The Next Bit Theorem

It would certainly be undesirable if there were an efficient algorithm which took as input the first $k$ bits of the sequence from the generator and guessed the $(k+1)$-st bit with probability much greater than $1/2$. We say a generator satisfies the Next Bit Condition if there is no such algorithm.

Theorem 29   If (QRA) is true, the quadratic generator satisfies the Next Bit Condition.

Proof: We will show that an algorithm that could predict the $(k+1)$-st bit could be used to distinguish squares from pseudo-squares mod $n$.
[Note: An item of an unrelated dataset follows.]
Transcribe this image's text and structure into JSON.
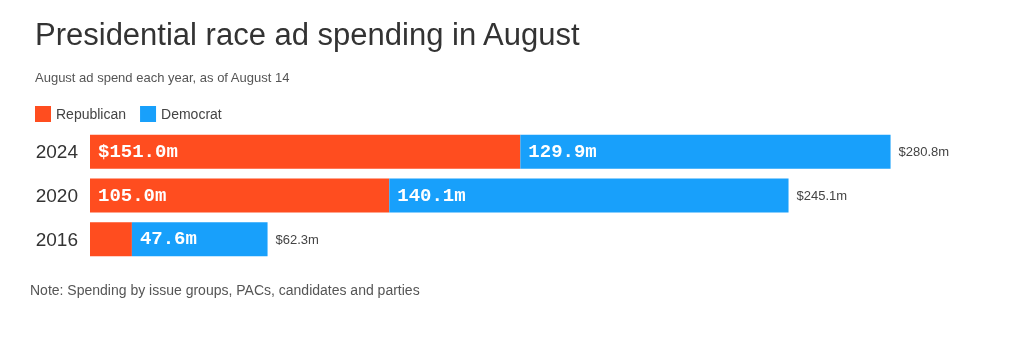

Let $b\in Z^1_n$. The sequence of length $k$

$$b^{2^k}\quad b^{2^{k-1}}\dots b^4\quad b^2$$

can be considered as coming from the quadratic generator with seed the first term of the sequence. If we take this sequence mod 2 and give it to our predictor, we would get a guess as to whether

$$\sqrt{b^2}\equiv0\hbox{ or }1\hbox{ (mod }2)$$

which has probability $>1/2$ of being right. The principle square root of $b^2$ is $b$ if $b$ is a square, $n-b$ if $b$ is a pseudo-square. Since $b\not\equiv n-b$ mod 2, the information from the predictor gives us a guess as to whether $b$ is a square.